Honestly, Roger Waters is just one particularly venal example of how rock and roll forever wants to be seen as the beret-wearing rebel and tough-guy agent of change but only really wants the girls and boys to say, “My, you look hot in that beret!”
I want to state this and state it very clearly: It is perfectly okay if you support “another” political point of view, and equally copacetic if you don’t care much at all. Respecting the four freedoms absolutely positively means that I respect your right to support anyone you damn please, and I also respect your right to not care at all. I am only interested in calling out those who make a great show of having a political point of view (and who use your anger as a part of their marketing) yet who contribute nothing tangible, real or pragmatic to promote sensible engagement.

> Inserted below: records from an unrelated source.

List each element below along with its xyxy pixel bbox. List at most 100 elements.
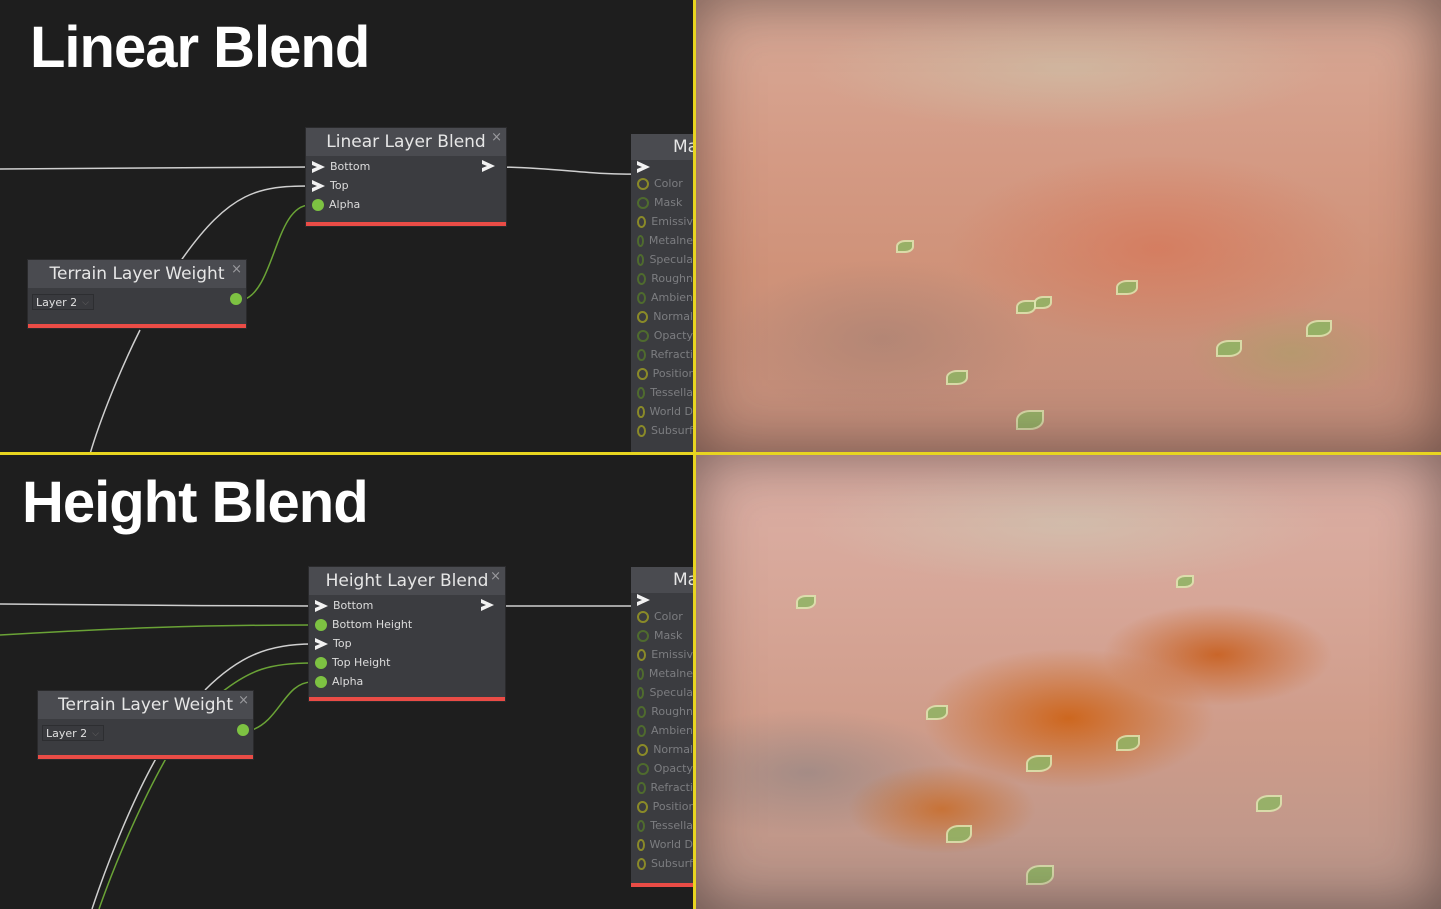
pin-ring-icon[interactable] [637,800,648,813]
master-input-tessellation[interactable]: Tessella [631,816,693,835]
pin-ring-icon[interactable] [637,329,649,342]
height-layer-blend-node[interactable]: Height Layer Blend × Bottom Bottom Heigh… [309,567,505,701]
pin-ring-icon[interactable] [637,819,646,832]
terrain-layer-weight-node[interactable]: Terrain Layer Weight × Layer 2 ⌵ [38,691,253,759]
master-exec-input[interactable] [631,160,693,174]
exec-pin-icon[interactable] [637,161,650,173]
material-output-node[interactable]: Ma Color Mask Emissiv Metalne Specula Ro… [631,134,693,454]
input-top-height[interactable]: Top Height [309,653,505,672]
pin-ring-icon[interactable] [637,405,645,418]
float-pin-icon[interactable] [315,656,327,669]
terrain-layer-weight-node[interactable]: Terrain Layer Weight × Layer 2 ⌵ [28,260,246,328]
master-input-opacity[interactable]: Opacty [631,759,693,778]
weight-output-pin-icon[interactable] [230,293,242,305]
pin-ring-icon[interactable] [637,424,646,437]
exec-pin-icon[interactable] [315,637,328,650]
pin-ring-icon[interactable] [637,253,645,266]
input-bottom[interactable]: Bottom [306,157,506,176]
pin-ring-icon[interactable] [637,781,646,794]
input-bottom[interactable]: Bottom [309,596,505,615]
pin-ring-icon[interactable] [637,686,645,699]
float-pin-icon[interactable] [315,618,327,631]
master-input-subsurface[interactable]: Subsurf [631,854,693,873]
master-input-color[interactable]: Color [631,607,693,626]
master-input-ambient[interactable]: Ambien [631,721,693,740]
pin-ring-icon[interactable] [637,348,646,361]
pin-ring-icon[interactable] [637,743,649,756]
master-input-roughness[interactable]: Roughn [631,269,693,288]
exec-pin-icon[interactable] [637,594,650,606]
pin-ring-icon[interactable] [637,386,646,399]
pin-ring-icon[interactable] [637,177,649,190]
close-icon[interactable]: × [490,563,501,591]
node-title[interactable]: Height Layer Blend × [309,567,505,595]
pin-ring-icon[interactable] [637,215,647,228]
pin-ring-icon[interactable] [637,610,649,623]
pin-ring-icon[interactable] [637,762,649,775]
input-top[interactable]: Top [309,634,505,653]
node-title[interactable]: Terrain Layer Weight × [38,691,253,719]
pin-ring-icon[interactable] [637,838,645,851]
exec-pin-icon[interactable] [312,160,325,173]
pin-ring-icon[interactable] [637,196,649,209]
pin-ring-icon[interactable] [637,857,646,870]
input-alpha[interactable]: Alpha [306,195,506,214]
node-title[interactable]: Ma [631,134,693,160]
layer-select[interactable]: Layer 2 ⌵ [32,294,94,310]
output-pin-icon[interactable] [481,599,494,611]
master-input-metalness[interactable]: Metalne [631,231,693,250]
master-input-roughness[interactable]: Roughn [631,702,693,721]
master-input-mask[interactable]: Mask [631,193,693,212]
input-bottom-height[interactable]: Bottom Height [309,615,505,634]
master-input-emissive[interactable]: Emissiv [631,645,693,664]
close-icon[interactable]: × [231,256,242,284]
linear-layer-blend-node[interactable]: Linear Layer Blend × Bottom Top Alpha [306,128,506,226]
master-input-position[interactable]: Positior [631,797,693,816]
node-title[interactable]: Linear Layer Blend × [306,128,506,156]
master-input-position[interactable]: Positior [631,364,693,383]
material-output-node[interactable]: Ma Color Mask Emissiv Metalne Specula Ro… [631,567,693,887]
pin-ring-icon[interactable] [637,367,648,380]
master-input-specular[interactable]: Specula [631,250,693,269]
pin-label: Mask [654,196,683,209]
pin-ring-icon[interactable] [637,310,649,323]
layer-select[interactable]: Layer 2 ⌵ [42,725,104,741]
output-pin-icon[interactable] [482,160,495,172]
pin-ring-icon[interactable] [637,705,647,718]
close-icon[interactable]: × [491,124,502,152]
close-icon[interactable]: × [238,687,249,715]
exec-pin-icon[interactable] [312,179,325,192]
master-exec-input[interactable] [631,593,693,607]
pin-ring-icon[interactable] [637,629,649,642]
master-input-color[interactable]: Color [631,174,693,193]
master-input-ambient[interactable]: Ambien [631,288,693,307]
node-title[interactable]: Terrain Layer Weight × [28,260,246,288]
exec-pin-icon[interactable] [315,599,328,612]
master-input-normal[interactable]: Normal [631,740,693,759]
master-input-subsurface[interactable]: Subsurf [631,421,693,440]
master-input-opacity[interactable]: Opacty [631,326,693,345]
pin-ring-icon[interactable] [637,291,646,304]
master-input-world-displacement[interactable]: World D [631,402,693,421]
master-input-emissive[interactable]: Emissiv [631,212,693,231]
pin-ring-icon[interactable] [637,272,647,285]
master-input-normal[interactable]: Normal [631,307,693,326]
float-pin-icon[interactable] [312,198,324,211]
weight-output-pin-icon[interactable] [237,724,249,736]
node-title[interactable]: Ma [631,567,693,593]
master-input-refraction[interactable]: Refracti [631,345,693,364]
pin-ring-icon[interactable] [637,234,644,247]
master-input-world-displacement[interactable]: World D [631,835,693,854]
master-input-mask[interactable]: Mask [631,626,693,645]
master-input-refraction[interactable]: Refracti [631,778,693,797]
pin-ring-icon[interactable] [637,724,646,737]
master-input-metalness[interactable]: Metalne [631,664,693,683]
float-pin-icon[interactable] [315,675,327,688]
pin-ring-icon[interactable] [637,648,647,661]
master-input-specular[interactable]: Specula [631,683,693,702]
input-top[interactable]: Top [306,176,506,195]
pin-ring-icon[interactable] [637,667,644,680]
wire-alpha [251,681,313,731]
input-alpha[interactable]: Alpha [309,672,505,691]
master-input-tessellation[interactable]: Tessella [631,383,693,402]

Roger Waters is making money off of your anger, but he is doing nothing to fix the problem. This is disgusting.
One freaking table at your concerts where people can find out how to help elect Democrats in their congressional district in 2018. That’s all I am asking for, Roger, Bono, Bruce, Billy Joe and whoever else. One freaking table. Give me that, or shut the fuck up and sing your songs. Don’t pretend to make a difference just because you belch out a few nasty things about Trump. What you’re doing is worse than doing nothing, because you are using our outrage, our nation’s tragedy, to slop some credibility polish on your rock and roll turd. One freaking table, lads.
If you can’t do that, you all belong in the salt mines of hell, where you will be forced to lick Lux Interior’s balls for all of eternity.
It is time, you fakes, charlatans, limousine Lincolns, Shea-playing Chés, and billionaires in black jeans, to put up or shut up. And it’s time for everyone on the ground, in Bushwick or Echo Park or the 9th Ward or Carrboro or wherever young musicians carry guitars and drink cheap beer to recognize that you have a story to tell, you have a new silent majority to instruct.
We need Crass with a melody, we need the Cramps with a gun, we need Darius Rucker with Adam Clayton Powell’s scheming heart. It is not enough to have our guitar slingers shout slogans. We need someone to tell us where to find the tools to protect the four freedoms.
I am Tim Sommer. I worship Neu!, Hawkwind, Bo Diddley, Phil Ochs and the Beach Boys, and I endorse this message.